Background information
- Born: Andrew Collin Innes 16 May 1962 (age 64) Glasgow, Scotland
- Genres: Alternative rock, electronic, hard rock
- Occupations: Musician, songwriter, producer
- Instruments: Guitar, keyboards, synthesizer, piano, bass guitar, mandolin, banjo, Appalachian dulcimer, vocals
- Years active: 1981–present
- Labels: Creation, Sony, B-Unique

= Andrew Innes =

Scottish musician

Andrew Colin Innes (born 16 May 1962) is a Scottish musician, best known for being the guitarist in Scottish rock band Primal Scream.

==Biography==
===Early years===
While in high school in 1978, Innes was the guitarist for a Glasgow punk band called The Drains. He met Alan McGee and Bobby Gillespie when they had joined the band.
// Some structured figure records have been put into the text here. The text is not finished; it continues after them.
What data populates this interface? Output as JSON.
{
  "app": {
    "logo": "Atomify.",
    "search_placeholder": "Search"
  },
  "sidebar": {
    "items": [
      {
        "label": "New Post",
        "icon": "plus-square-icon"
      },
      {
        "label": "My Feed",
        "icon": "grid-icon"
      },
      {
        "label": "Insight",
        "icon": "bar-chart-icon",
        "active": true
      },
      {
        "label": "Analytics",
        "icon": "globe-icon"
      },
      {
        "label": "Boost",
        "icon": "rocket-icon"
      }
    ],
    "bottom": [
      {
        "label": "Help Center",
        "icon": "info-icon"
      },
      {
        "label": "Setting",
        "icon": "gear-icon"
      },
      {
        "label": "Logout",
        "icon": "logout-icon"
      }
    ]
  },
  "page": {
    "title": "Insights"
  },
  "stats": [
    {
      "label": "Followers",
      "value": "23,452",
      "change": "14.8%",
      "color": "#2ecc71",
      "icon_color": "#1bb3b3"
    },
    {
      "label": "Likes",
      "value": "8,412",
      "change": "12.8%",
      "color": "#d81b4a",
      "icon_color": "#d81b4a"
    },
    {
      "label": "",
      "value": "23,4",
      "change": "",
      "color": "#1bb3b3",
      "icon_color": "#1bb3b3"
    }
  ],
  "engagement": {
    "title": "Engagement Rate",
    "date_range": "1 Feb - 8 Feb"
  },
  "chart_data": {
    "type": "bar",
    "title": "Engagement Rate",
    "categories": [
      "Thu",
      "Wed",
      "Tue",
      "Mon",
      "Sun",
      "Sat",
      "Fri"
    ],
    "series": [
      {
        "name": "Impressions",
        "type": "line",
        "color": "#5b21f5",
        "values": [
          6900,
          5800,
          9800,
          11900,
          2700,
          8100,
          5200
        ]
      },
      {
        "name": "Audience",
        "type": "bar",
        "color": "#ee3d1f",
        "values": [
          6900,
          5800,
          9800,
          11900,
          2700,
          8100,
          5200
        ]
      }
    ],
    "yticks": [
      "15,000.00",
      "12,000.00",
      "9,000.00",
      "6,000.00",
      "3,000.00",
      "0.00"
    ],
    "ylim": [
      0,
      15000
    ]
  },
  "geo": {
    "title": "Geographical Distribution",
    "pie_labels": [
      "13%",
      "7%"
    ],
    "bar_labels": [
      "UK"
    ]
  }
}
After the band's demise, Innes along with McGee briefly joined the band H_{2}O then relocated to London where they formed The Laughing Apple, a band of which recorded three singles in 1981 and 1982, two of which were released on Autonomy, and the third was put out on their own Essential record label.

===Revolving Paint Dream===
As Alan McGee went on to form Creation Records and the band, Biff Bang Pow!, Innes formed Revolving Paint Dream with his then-girlfriend Christine Wanless in 1983. Revolving Paint Dream released two singles and two albums between 1984 and 1989 on Creation. Innes and McGee both contributed to the recordings of each other's bands.

===Primal Scream===
While a member of Revolving Paint Dream, Innes joined his former bandmate, Bobby Gillespie, in Primal Scream as second guitarist in 1987. He first appeared on their Sonic Flower Groove LP, and with each subsequent recording, he has contributed songwriting and production work as well as guitar work and various instrumentation.